RD: Are there any foods that
you make sure you eat every week, or any supplements
you take regularly?
FGP: Eating a wide variety of foods,
especially fruits and vegetables, is a good idea,
since many have important nutrients for the brain.
Berries, for example, are known to have lots of
antioxidants and several components that can heal
the brain. Fish is much better than beef, because
it provides better protein and omega 3 essential
fatty acids. As for supplements, you can get most
of the vitamins you need and antioxidants through
a diverse, nutritionally dense diet. People who
don’t eat fish can take essential fatty acid
supplements.
RD: What is it in fish that’s
so important?
FGP: They’re
rich in omega 3 fatty acids, which are a structural
component of cell membranes; they’re like
the bricks in the cell wall. When we don’t
have enough of these in the diet, the cells replace
them with other components, which aren’t good.

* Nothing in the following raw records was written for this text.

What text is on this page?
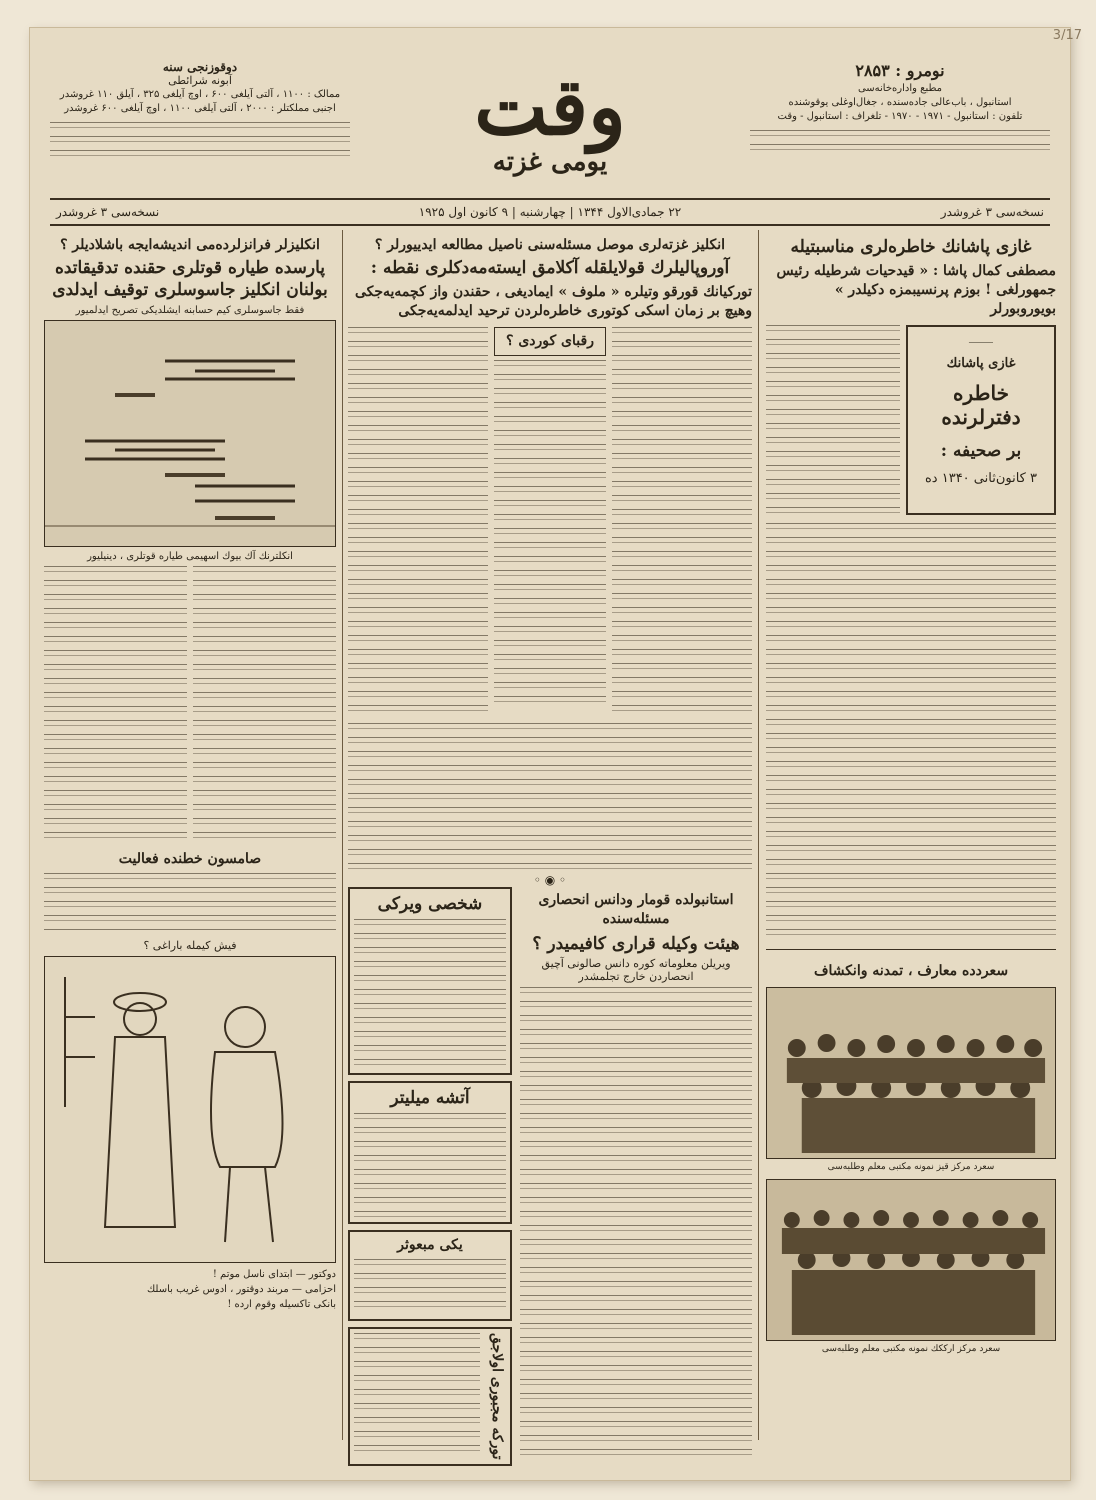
نومرو : ۲۸۵۳
مطبع واداره‌خانه‌سی
استانبول ، باب‌عالی جاده‌سنده ، جغال‌اوغلی یوقوشنده
تلفون : استانبول - ۱۹۷۱ - ۱۹۷۰ - تلغراف : استانبول - وقت
وقت
یومی غزته
دوقوزنجی سنه
آبونه شرائطی
ممالک : ۱۱۰۰ ، آلتی آیلغی ۶۰۰ ، اوچ آیلغی ۳۲۵ ، آیلق ۱۱۰ غروشدر
اجنبی مملکتلر : ۲۰۰۰ ، آلتی آیلغی ۱۱۰۰ ، اوچ آیلغی ۶۰۰ غروشدر
نسخه‌سی ۳ غروشدر
۲۲ جمادی‌الاول ۱۳۴۴ | چهارشنبه | ۹ كانون اول ۱۹۲۵
نسخه‌سی ۳ غروشدر
غازی پاشانك خاطره‌لری مناسبتیله
مصطفی كمال پاشا : « قیدحیات شرطیله رئیس جمهورلغی ! بوزم پرنسیبمزه دكیلدر » بویوروبورلر
⸻
غازی پاشانك
خاطره دفترلرنده
بر صحیفه :
۳ كانون‌ثانی ۱۳۴۰ ده
سعردده معارف ، تمدنه وانكشاف
سعرد مركز قیز نمونه مكتبی معلم وطلبه‌سی
سعرد مركز ارككك نمونه مكتبی معلم وطلبه‌سی
انكلیز غزته‌لری موصل مسئله‌سنی ناصیل مطالعه ایدییورلر ؟
آوروپالیلرك قولایلقله آكلامق ایسته‌مه‌دكلری نقطه :
توركیانك قورقو وتیلره « ملوف » ایمادیغی ، حقندن واز كچمه‌یه‌جكی وهیچ بر زمان اسكی كوتوری خاطره‌لردن ترحید ایدلمه‌یه‌جكی
رقبای كوردی ؟
◦ ◉ ◦
استانبولده قومار ودانس انحصاری مسئله‌سنده
هیئت وكیله قراری كافیمیدر ؟
ویریلن معلوماته كوره دانس صالونی آچیق انحصاردن خارج تجلمشدر
شخصی ویركی
آتشه میلیتر
یكی مبعوثر
توركه مجبوری اولاجق
انكلیزلر فرانزلرده‌می اندیشه‌ایجه باشلادیلر ؟
پارسده طیاره قوتلری حقنده تدقیقاتده بولنان انكلیز جاسوسلری توقیف ایدلدی
فقط جاسوسلری كیم حسابنه ایشلدیكی تصریح ایدلمیور
انكلترنك آك بیوك اسهیمی طیاره قوتلری ، دینیلیور
صامسون خطنده فعالیت
فیش كیمله باراغی ؟
دوكتور — ابتدای ناسل موتم !
احزامی — مربند دوقتور ، ادوس غریب باسلك
بانكی تاكسیله وقوم ارده !
3/17
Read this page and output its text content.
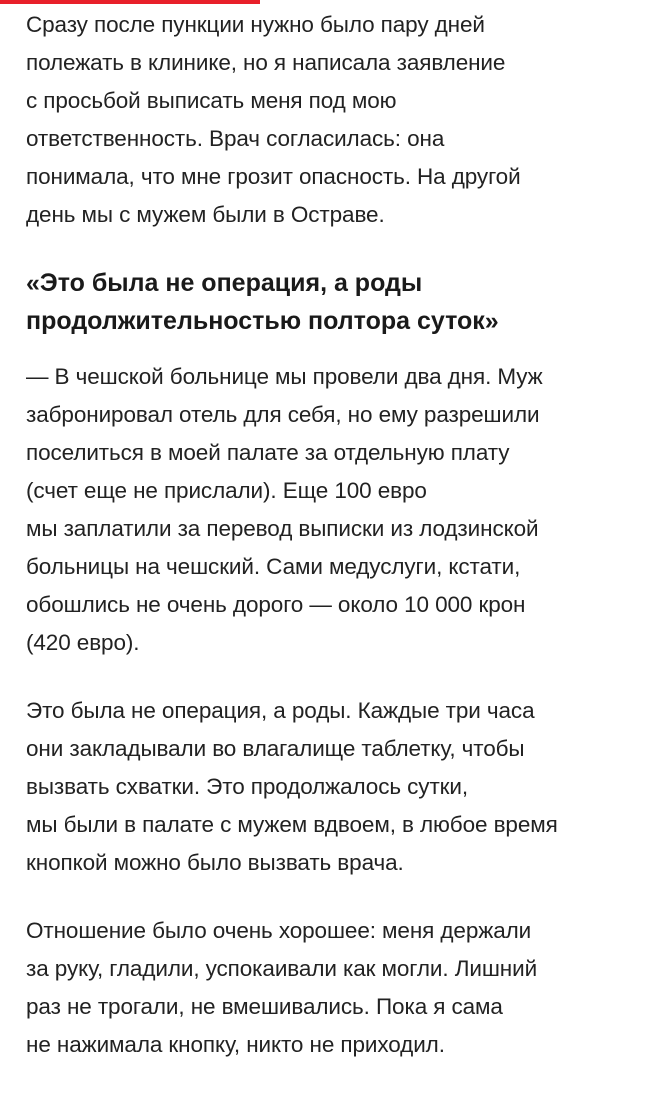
Сразу после пункции нужно было пару дней
полежать в клинике, но я написала заявление
с просьбой выписать меня под мою
ответственность. Врач согласилась: она
понимала, что мне грозит опасность. На другой
день мы с мужем были в Остраве.

«Это была не операция, а роды
продолжительностью полтора суток»

— В чешской больнице мы провели два дня. Муж
забронировал отель для себя, но ему разрешили
поселиться в моей палате за отдельную плату
(счет еще не прислали). Еще 100 евро
мы заплатили за перевод выписки из лодзинской
больницы на чешский. Сами медуслуги, кстати,
обошлись не очень дорого — около 10 000 крон
(420 евро).

Это была не операция, а роды. Каждые три часа
они закладывали во влагалище таблетку, чтобы
вызвать схватки. Это продолжалось сутки,
мы были в палате с мужем вдвоем, в любое время
кнопкой можно было вызвать врача.

Отношение было очень хорошее: меня держали
за руку, гладили, успокаивали как могли. Лишний
раз не трогали, не вмешивались. Пока я сама
не нажимала кнопку, никто не приходил.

For example, let’s say you buy a cheap part
for your car to replace a broken part, but it doesn’t
work quite right. Eventually, there will be problems.
The same thing happens in the brain; if the right
parts aren’t there, you’ll eventually
experience some effects on your mental health that
affect your moods and a wide range of other brain
functions. Your body can’t produce these fatty
acids on its own. You must get them in your diet
– ideally every day, or at a minimum, three
times a week.
RD: Any last thoughts?
FGP: I think the
big message here is that a combination of all these
factors – diet, exercise and sleep –
is vital. The type of food you eat is important,
but you are also affected by getting enough exercise.
You need all three for optimal mental health.